One more example of cancer hospital advertising

This one, I’m glad to say, is from Memorial Sloan Kettering (MSK), where I’m being treated. In the New York Times Magazine’s May 15, 2016 issue on “The New Anatomy of Cancer,” MSK bought a full-page ad. That of course wouldn’t have been an accident; I assume that the Times advertising staff put lots of effort into generating institutional advertising for this issue, which also includes cancer-focused ads from City of Hope (in Los Angeles), Dana-Farber Cancer Institute at Harvard, IBM, Oregon Health & Science University’s Knight Cancer Institute, the Cancer Treatment Centers of America (a 2-page insert), and Mount Sinai (the back cover). A lot of money was spent to put these institutions’ ads in front of the readers of this particular issue of the Magazine.

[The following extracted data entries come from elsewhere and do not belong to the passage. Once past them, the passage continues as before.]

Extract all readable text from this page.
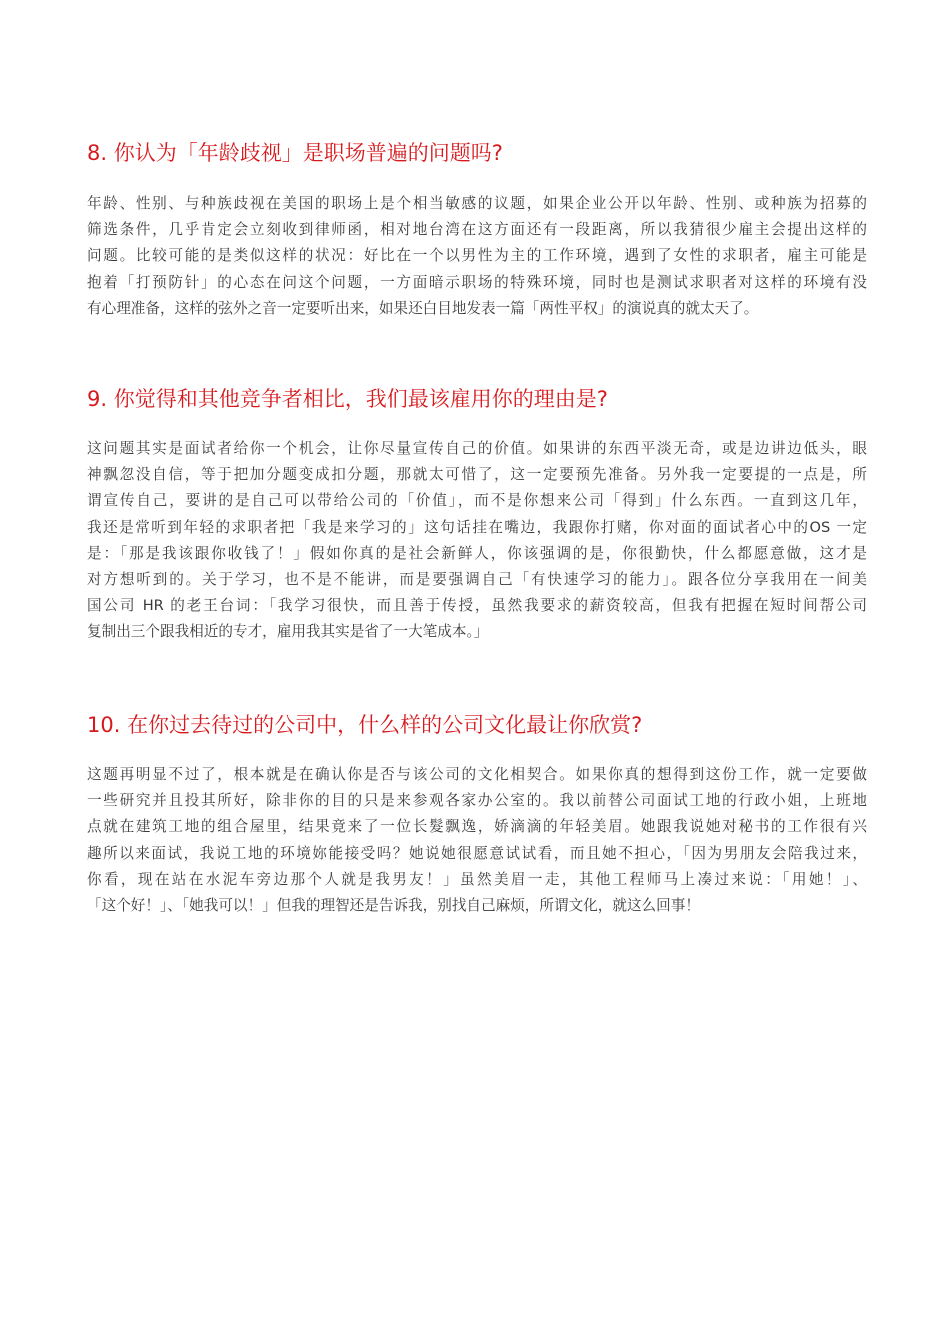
8. 你认为「年龄歧视」是职场普遍的问题吗?
年龄、性别、与种族歧视在美国的职场上是个相当敏感的议题，如果企业公开以年龄、性别、或种族为招募的
筛选条件，几乎肯定会立刻收到律师函，相对地台湾在这方面还有一段距离，所以我猜很少雇主会提出这样的
问题。比较可能的是类似这样的状况：好比在一个以男性为主的工作环境，遇到了女性的求职者，雇主可能是
抱着「打预防针」的心态在问这个问题，一方面暗示职场的特殊环境，同时也是测试求职者对这样的环境有没
有心理准备，这样的弦外之音一定要听出来，如果还白目地发表一篇「两性平权」的演说真的就太天了。
9. 你觉得和其他竞争者相比，我们最该雇用你的理由是?
这问题其实是面试者给你一个机会，让你尽量宣传自己的价值。如果讲的东西平淡无奇，或是边讲边低头，眼
神飘忽没自信，等于把加分题变成扣分题，那就太可惜了，这一定要预先准备。另外我一定要提的一点是，所
谓宣传自己，要讲的是自己可以带给公司的「价值」，而不是你想来公司「得到」什么东西。一直到这几年，
我还是常听到年轻的求职者把「我是来学习的」这句话挂在嘴边，我跟你打赌，你对面的面试者心中的OS 一定
是：「那是我该跟你收钱了！」假如你真的是社会新鲜人，你该强调的是，你很勤快，什么都愿意做，这才是
对方想听到的。关于学习，也不是不能讲，而是要强调自己「有快速学习的能力」。跟各位分享我用在一间美
国公司 HR 的老王台词：「我学习很快，而且善于传授，虽然我要求的薪资较高，但我有把握在短时间帮公司
复制出三个跟我相近的专才，雇用我其实是省了一大笔成本。」
10. 在你过去待过的公司中，什么样的公司文化最让你欣赏?
这题再明显不过了，根本就是在确认你是否与该公司的文化相契合。如果你真的想得到这份工作，就一定要做
一些研究并且投其所好，除非你的目的只是来参观各家办公室的。我以前替公司面试工地的行政小姐，上班地
点就在建筑工地的组合屋里，结果竟来了一位长髮飘逸，娇滴滴的年轻美眉。她跟我说她对秘书的工作很有兴
趣所以来面试，我说工地的环境妳能接受吗？她说她很愿意试试看，而且她不担心，「因为男朋友会陪我过来，
你看，现在站在水泥车旁边那个人就是我男友！」虽然美眉一走，其他工程师马上凑过来说：「用她！」、
「这个好！」、「她我可以！」但我的理智还是告诉我，别找自己麻烦，所谓文化，就这么回事！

MSK’s ad told the story of a firefighter named Danny Soto, who, as the ad said in large capital letters, “had a family history of cancer. We didn’t let it define his future.” It described MSK’s approach to his case, which “helped Danny gain more control over his treatment with a precise surgery and intraoperative radiation,” and offered more information at a webpage called “mskcc.org/morescience.”

All of this seemed factual; of course no cancer institution’s stories are all happy ones, but I think it’s fair to tell a happy and truthful story. What I particularly liked, however, was MSK’s slogan, to which that web address alluded and which the Magazine ad highlighted: “More Science. Less Fear.” That’s simply correct; they are developing the science of cancer treatment and those advances do lead to less fear. All this an institution can rightly say, without claiming, or seeming to claim, that they’ve already found the key to fighting cancer. When someone finds that key, I hope they’ll advertise it, but right now, what it makes sense to claim, as MSK does, is focused effort and progress. More power to them.